CIRCADIAN DYSREGULATION OF DNA REPAIR AND INCREASED ENDOGENOUS AND EXOGENOUS SENSITIVITY TO DNA DAMAGE PRECIPITATE ELEVATED CANCER RISK ASSOCIATED WITH NIGHT SHIFT WORK

Abstract Introduction The elevated cancer risk associated with night shift work is poorly understood. To investigate whether circadian disruption may play a role, we assessed the circadian transcriptome and its association with hallmark cancer pathways, as well as sensitivity to endogenous and exogenous sources of DNA damage, after in-laboratory simulated shift work. Methods N=14 healthy humans (aged 22-34y; 10m, 4f) were exposed to a simulated night shift schedule (daytime sleep: 10:00-18:00) or a simulated day shift schedule (nighttime sleep: 22:00-06:00) for 3 days (n=7 in each condition). After the simulated shift schedule, subjects underwent a 24h constant routine protocol, during which blood was collected every 3h. Lymphocytes were extracted from the blood samples and subjected to transcriptome analysis using a NanoString multiplex assay. We evaluated 726 mRNA cancer hallmark targets (NanoString PanCancer Pathway Panel) and 17 circadian clock genes, with 18 arrhythmic internal controls. Gene expression was analyzed for circadian rhythmicity using mixed-effects cosinor analysis. Further, lymphocytes were investigated for DNA damage using an alkaline comet assay and immunofluorescence assessment of DNA damage response biomarkers BRCA1 and γH2AX. Lymphocytes collected at 07:30 and 19:30 were also exposed to ionizing radiation (2.5Gy) and DNA damage response assessments were repeated.

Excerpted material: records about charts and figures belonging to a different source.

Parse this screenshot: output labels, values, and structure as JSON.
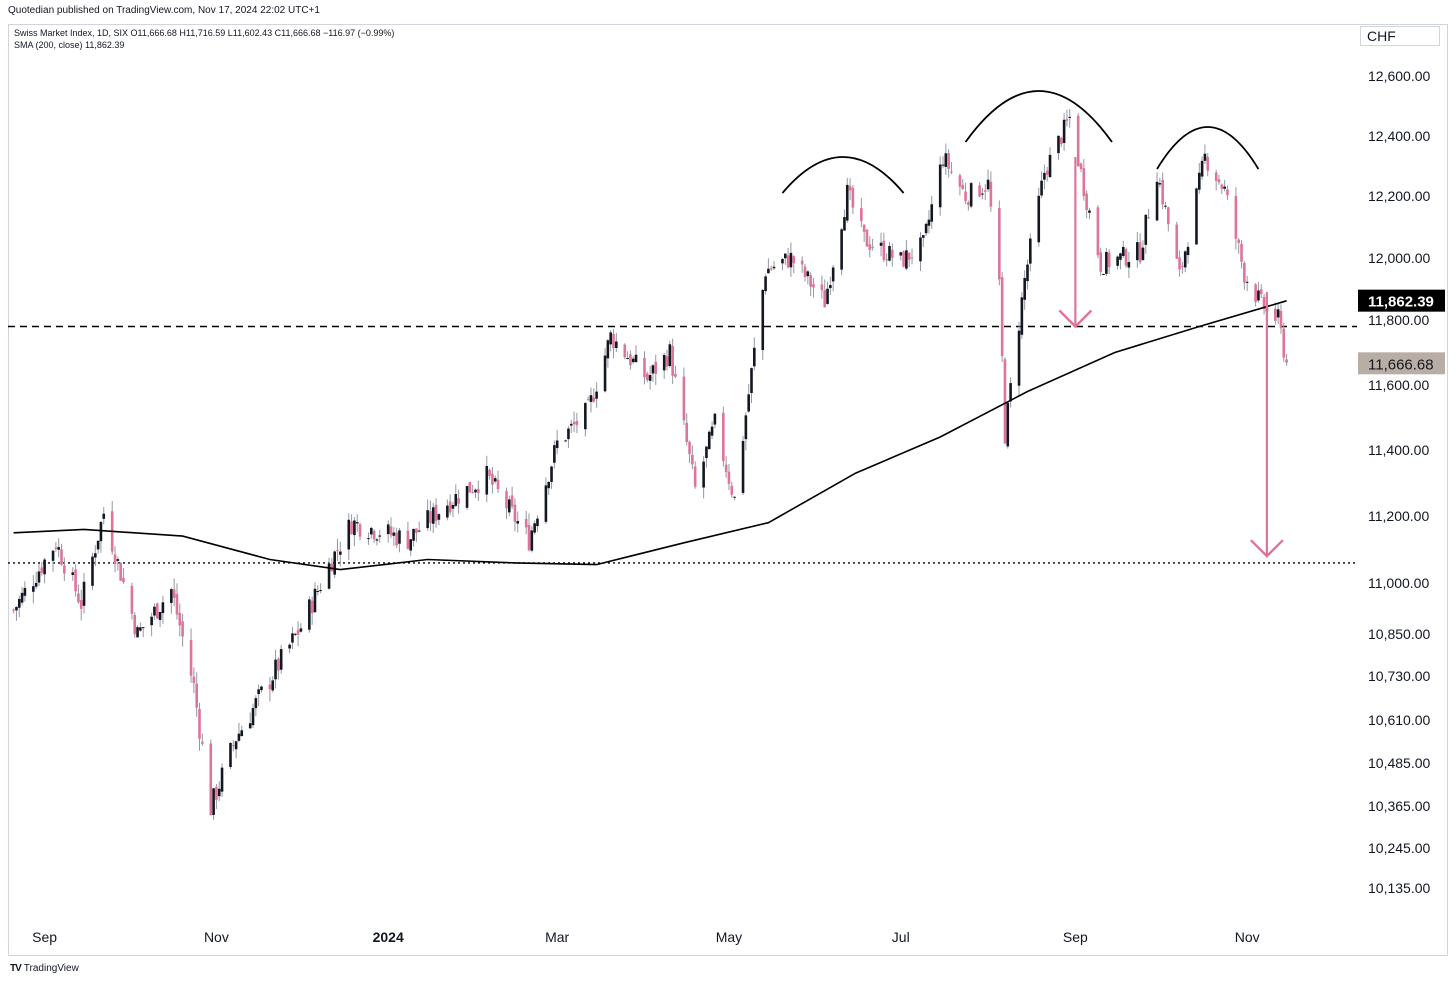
{
  "header": {
    "publisher": "Quotedian published on TradingView.com, Nov 17, 2024 22:02 UTC+1",
    "legend_line1": "Swiss Market Index, 1D, SIX  O11,666.68  H11,716.59  L11,602.43  C11,666.68  −116.97 (−0.99%)",
    "legend_line2": "SMA (200, close)  11,862.39",
    "currency": "CHF"
  },
  "footer": {
    "brand": "TradingView",
    "logo": "TV"
  },
  "chart_data": {
    "type": "candlestick",
    "instrument": "Swiss Market Index, 1D, SIX",
    "ohlc": {
      "open": 11666.68,
      "high": 11716.59,
      "low": 11602.43,
      "close": 11666.68,
      "change": -116.97,
      "change_pct": -0.99
    },
    "sma_label": "SMA (200, close)",
    "sma_last": 11862.39,
    "last_price_label": "11,666.68",
    "sma_price_label": "11,862.39",
    "y_ticks": [
      12600,
      12400,
      12200,
      12000,
      11800,
      11600,
      11400,
      11200,
      11000,
      10850,
      10730,
      10610,
      10485,
      10365,
      10245,
      10135
    ],
    "y_tick_labels": [
      "12,600.00",
      "12,400.00",
      "12,200.00",
      "12,000.00",
      "11,800.00",
      "11,600.00",
      "11,400.00",
      "11,200.00",
      "11,000.00",
      "10,850.00",
      "10,730.00",
      "10,610.00",
      "10,485.00",
      "10,365.00",
      "10,245.00",
      "10,135.00"
    ],
    "x_labels": [
      {
        "label": "Sep",
        "date": "2023-09-01"
      },
      {
        "label": "Nov",
        "date": "2023-11-01"
      },
      {
        "label": "2024",
        "date": "2024-01-01",
        "bold": true
      },
      {
        "label": "Mar",
        "date": "2024-03-01"
      },
      {
        "label": "May",
        "date": "2024-05-01"
      },
      {
        "label": "Jul",
        "date": "2024-07-01"
      },
      {
        "label": "Sep",
        "date": "2024-09-01"
      },
      {
        "label": "Nov",
        "date": "2024-11-01"
      }
    ],
    "x_range": [
      "2023-08-19",
      "2024-12-10"
    ],
    "neckline": 11780,
    "support_line": 11060,
    "path": [
      [
        "2023-08-21",
        10920
      ],
      [
        "2023-09-05",
        11120
      ],
      [
        "2023-09-14",
        10940
      ],
      [
        "2023-09-22",
        11210
      ],
      [
        "2023-10-04",
        10850
      ],
      [
        "2023-10-16",
        10980
      ],
      [
        "2023-10-24",
        10700
      ],
      [
        "2023-10-30",
        10360
      ],
      [
        "2023-11-08",
        10560
      ],
      [
        "2023-11-20",
        10720
      ],
      [
        "2023-12-01",
        10870
      ],
      [
        "2023-12-12",
        11070
      ],
      [
        "2023-12-19",
        11180
      ],
      [
        "2024-01-08",
        11130
      ],
      [
        "2024-01-22",
        11240
      ],
      [
        "2024-02-05",
        11320
      ],
      [
        "2024-02-20",
        11130
      ],
      [
        "2024-03-01",
        11420
      ],
      [
        "2024-03-12",
        11520
      ],
      [
        "2024-03-20",
        11750
      ],
      [
        "2024-04-02",
        11620
      ],
      [
        "2024-04-10",
        11700
      ],
      [
        "2024-04-19",
        11280
      ],
      [
        "2024-04-26",
        11480
      ],
      [
        "2024-05-03",
        11250
      ],
      [
        "2024-05-14",
        11960
      ],
      [
        "2024-05-23",
        12000
      ],
      [
        "2024-06-04",
        11860
      ],
      [
        "2024-06-12",
        12210
      ],
      [
        "2024-06-18",
        12060
      ],
      [
        "2024-07-01",
        11990
      ],
      [
        "2024-07-09",
        12040
      ],
      [
        "2024-07-16",
        12330
      ],
      [
        "2024-07-24",
        12200
      ],
      [
        "2024-08-01",
        12240
      ],
      [
        "2024-08-05",
        11900
      ],
      [
        "2024-08-07",
        11450
      ],
      [
        "2024-08-14",
        11930
      ],
      [
        "2024-08-21",
        12280
      ],
      [
        "2024-08-30",
        12460
      ],
      [
        "2024-09-04",
        12230
      ],
      [
        "2024-09-10",
        11980
      ],
      [
        "2024-09-24",
        12020
      ],
      [
        "2024-09-30",
        12280
      ],
      [
        "2024-10-08",
        11940
      ],
      [
        "2024-10-17",
        12330
      ],
      [
        "2024-10-24",
        12220
      ],
      [
        "2024-10-31",
        11950
      ],
      [
        "2024-11-06",
        11850
      ],
      [
        "2024-11-12",
        11800
      ],
      [
        "2024-11-15",
        11667
      ]
    ],
    "sma_path": [
      [
        "2023-08-21",
        11150
      ],
      [
        "2023-09-15",
        11160
      ],
      [
        "2023-10-20",
        11140
      ],
      [
        "2023-11-20",
        11070
      ],
      [
        "2023-12-15",
        11040
      ],
      [
        "2024-01-15",
        11070
      ],
      [
        "2024-02-15",
        11060
      ],
      [
        "2024-03-15",
        11055
      ],
      [
        "2024-04-15",
        11120
      ],
      [
        "2024-05-15",
        11180
      ],
      [
        "2024-06-15",
        11330
      ],
      [
        "2024-07-15",
        11440
      ],
      [
        "2024-08-15",
        11580
      ],
      [
        "2024-09-15",
        11700
      ],
      [
        "2024-10-15",
        11780
      ],
      [
        "2024-11-15",
        11862
      ]
    ],
    "arcs": [
      {
        "start": "2024-05-20",
        "end": "2024-07-02",
        "peak": 12330,
        "base": 12210
      },
      {
        "start": "2024-07-24",
        "end": "2024-09-14",
        "peak": 12550,
        "base": 12380
      },
      {
        "start": "2024-09-30",
        "end": "2024-11-05",
        "peak": 12430,
        "base": 12290
      }
    ],
    "arrows": [
      {
        "date": "2024-09-01",
        "from": 12330,
        "to": 11780
      },
      {
        "date": "2024-11-08",
        "from": 11890,
        "to": 11080
      }
    ],
    "colors": {
      "up": "#131722",
      "down": "#e0739a",
      "wick": "#9598a1",
      "arrow": "#e0739a",
      "sma": "#000000",
      "price_tag": "#b9aea5"
    }
  }
}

Results Simulated night shift caused widespread disruption of circadian rhythmicity, as measured under constant routine, for core clock genes and the transcriptome of cancer hallmark pathways. The DNA repair pathway showed significant enrichment of rhythmic genes (p<0.05) after the simulated day shift schedule only. Following simulated night shift, lymphocytes showed induction of endogenous DNA damage, with extended tail in the comet assay (p<0.001), and higher percentage of lymphocytes with BRCA1 and γH2AX foci (p<0.01). Lymphocytes collected at 19:30 showed enhanced impact of ionizing radiation as indicated by increased prevalence of cells with BRCA1 and γH2AX foci (p<0.05). Conclusion Circadian dysregulation of DNA repair mechanisms and increased sensitivity to DNA damage following night shift work may increase genomic instability and precipitate elevated cancer risk in night shift workers. Support NIH grants ES022640 and CA227381, CDMRP award W81XWH-18-1-0100, and Pacific Northwest National Laboratory BRAVE investment under DOE contract DE-AC05-76RL01830.